On the other hand, if jurors tend to believe Moussaoui's employers, the true leaders of Al Qaeda back in the late summer of 2001, it will be harder for the panel to believe that Moussaoui is doing anything other than exaggerating his role as a bad guy in order to die as a martyr, slain by his hated America. After all, if he was as small a fry as they claim he was, if he was so out of the loop, and in such disfavor and disrepute, he would have been unlikely to have been able to tell the authorities much of anything important back when he was arrested in Minnesota on immigration charges a few weeks before Sept 11.

It's ironic, of course, that the only criminal trial we are ever likely to see arising out Sept. 11 likely will turn on which confessed terrorist is a more credible witness. But this case has been soaked with irony, especially when you consider that it is people like Mohammed, Khallad and al-Qahtani, and not Moussaoui, who ought to be on trial for their lives. They, not him, after all, are the true masterminds of the attack. They, not him, knew every operational detail, including the date. They, not him, conceived of the dastardly use of planes as missiles. They, not him, kept secret their secrets. And yet they are being used as witnesses in his case. That's like Don Corleone being used as a witness in the mob trial of Enzo, the baker.

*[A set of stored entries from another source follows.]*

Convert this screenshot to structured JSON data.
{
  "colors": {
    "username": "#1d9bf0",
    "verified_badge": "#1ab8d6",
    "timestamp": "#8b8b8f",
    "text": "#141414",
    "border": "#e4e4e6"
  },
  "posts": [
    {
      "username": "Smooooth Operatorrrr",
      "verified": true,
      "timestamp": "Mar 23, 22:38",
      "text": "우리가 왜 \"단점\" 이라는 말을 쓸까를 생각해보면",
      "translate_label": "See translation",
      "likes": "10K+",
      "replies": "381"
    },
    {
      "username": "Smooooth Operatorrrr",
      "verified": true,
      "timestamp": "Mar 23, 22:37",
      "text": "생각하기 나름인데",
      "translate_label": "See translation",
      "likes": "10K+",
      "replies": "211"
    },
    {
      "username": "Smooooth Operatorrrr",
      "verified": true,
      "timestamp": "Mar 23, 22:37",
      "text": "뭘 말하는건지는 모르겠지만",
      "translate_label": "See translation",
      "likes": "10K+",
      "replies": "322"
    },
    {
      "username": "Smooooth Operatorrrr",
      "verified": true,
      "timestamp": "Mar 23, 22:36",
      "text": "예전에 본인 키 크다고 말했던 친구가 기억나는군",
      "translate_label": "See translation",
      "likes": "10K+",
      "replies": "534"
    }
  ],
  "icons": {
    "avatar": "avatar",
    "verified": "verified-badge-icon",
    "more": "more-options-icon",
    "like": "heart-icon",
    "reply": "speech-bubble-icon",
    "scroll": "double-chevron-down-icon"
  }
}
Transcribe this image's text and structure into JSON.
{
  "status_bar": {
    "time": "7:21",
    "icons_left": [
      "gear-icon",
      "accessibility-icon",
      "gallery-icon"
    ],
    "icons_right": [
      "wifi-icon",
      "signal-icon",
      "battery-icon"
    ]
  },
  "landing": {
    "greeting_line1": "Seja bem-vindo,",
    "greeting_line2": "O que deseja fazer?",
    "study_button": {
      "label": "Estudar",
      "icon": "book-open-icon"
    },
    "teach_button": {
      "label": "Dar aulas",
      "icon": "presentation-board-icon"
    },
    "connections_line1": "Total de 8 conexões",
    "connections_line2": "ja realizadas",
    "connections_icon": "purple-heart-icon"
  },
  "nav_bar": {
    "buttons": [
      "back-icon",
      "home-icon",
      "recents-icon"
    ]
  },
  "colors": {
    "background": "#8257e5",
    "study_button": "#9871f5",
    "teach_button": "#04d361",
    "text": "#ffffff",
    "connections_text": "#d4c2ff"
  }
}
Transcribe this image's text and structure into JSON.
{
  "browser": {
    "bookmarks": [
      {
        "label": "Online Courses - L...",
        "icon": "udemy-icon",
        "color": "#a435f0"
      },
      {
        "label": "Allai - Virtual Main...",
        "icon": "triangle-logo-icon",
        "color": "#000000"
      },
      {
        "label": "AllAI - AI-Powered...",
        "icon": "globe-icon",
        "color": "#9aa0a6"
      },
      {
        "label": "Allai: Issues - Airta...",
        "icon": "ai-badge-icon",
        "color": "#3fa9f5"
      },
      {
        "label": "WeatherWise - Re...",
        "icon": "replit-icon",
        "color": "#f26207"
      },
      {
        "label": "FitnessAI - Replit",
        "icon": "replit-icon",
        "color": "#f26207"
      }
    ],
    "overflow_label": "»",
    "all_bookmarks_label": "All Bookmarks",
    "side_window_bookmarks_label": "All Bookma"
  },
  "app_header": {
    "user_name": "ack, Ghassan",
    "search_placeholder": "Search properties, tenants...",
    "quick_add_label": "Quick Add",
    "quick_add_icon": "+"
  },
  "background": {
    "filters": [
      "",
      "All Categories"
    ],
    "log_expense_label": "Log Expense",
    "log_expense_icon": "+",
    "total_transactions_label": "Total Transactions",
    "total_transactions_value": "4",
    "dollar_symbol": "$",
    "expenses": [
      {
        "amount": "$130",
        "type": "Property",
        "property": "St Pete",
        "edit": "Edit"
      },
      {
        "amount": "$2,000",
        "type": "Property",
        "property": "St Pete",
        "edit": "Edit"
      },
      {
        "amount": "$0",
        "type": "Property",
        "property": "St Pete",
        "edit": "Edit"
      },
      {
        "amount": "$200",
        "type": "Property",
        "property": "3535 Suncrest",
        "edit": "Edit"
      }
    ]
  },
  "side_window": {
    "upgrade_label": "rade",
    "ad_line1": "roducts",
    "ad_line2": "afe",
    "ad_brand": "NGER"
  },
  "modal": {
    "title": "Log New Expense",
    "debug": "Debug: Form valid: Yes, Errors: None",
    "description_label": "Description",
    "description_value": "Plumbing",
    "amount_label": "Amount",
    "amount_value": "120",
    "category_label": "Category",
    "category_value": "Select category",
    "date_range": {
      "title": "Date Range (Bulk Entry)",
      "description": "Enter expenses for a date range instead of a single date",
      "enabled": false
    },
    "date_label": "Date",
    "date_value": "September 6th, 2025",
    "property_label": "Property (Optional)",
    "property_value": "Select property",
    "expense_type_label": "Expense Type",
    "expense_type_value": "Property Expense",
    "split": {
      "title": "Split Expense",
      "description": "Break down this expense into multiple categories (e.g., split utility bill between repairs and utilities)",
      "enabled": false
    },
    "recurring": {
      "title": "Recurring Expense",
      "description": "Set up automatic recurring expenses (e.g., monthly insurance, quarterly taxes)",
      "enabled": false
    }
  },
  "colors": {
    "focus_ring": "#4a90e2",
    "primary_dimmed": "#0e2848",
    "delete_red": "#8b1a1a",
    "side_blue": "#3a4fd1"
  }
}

During the height of the vital name-calling Tuesday, Moussaoui closed his eyes in court for minutes at a time. He probably wasn't sleeping but surely it must have been hard for him to hear his heroes say such embarrassing things about him. Among gruesome terrorists, surely, there are points of pride and no one could come away from Tuesday's testimony sure that Moussaoui is nearly the warrior he wants jurors to believe he is. He talked the talk all right on Monday. But his former buddies on Tuesday, one after the other, told the panel that he never came close to walking the walk.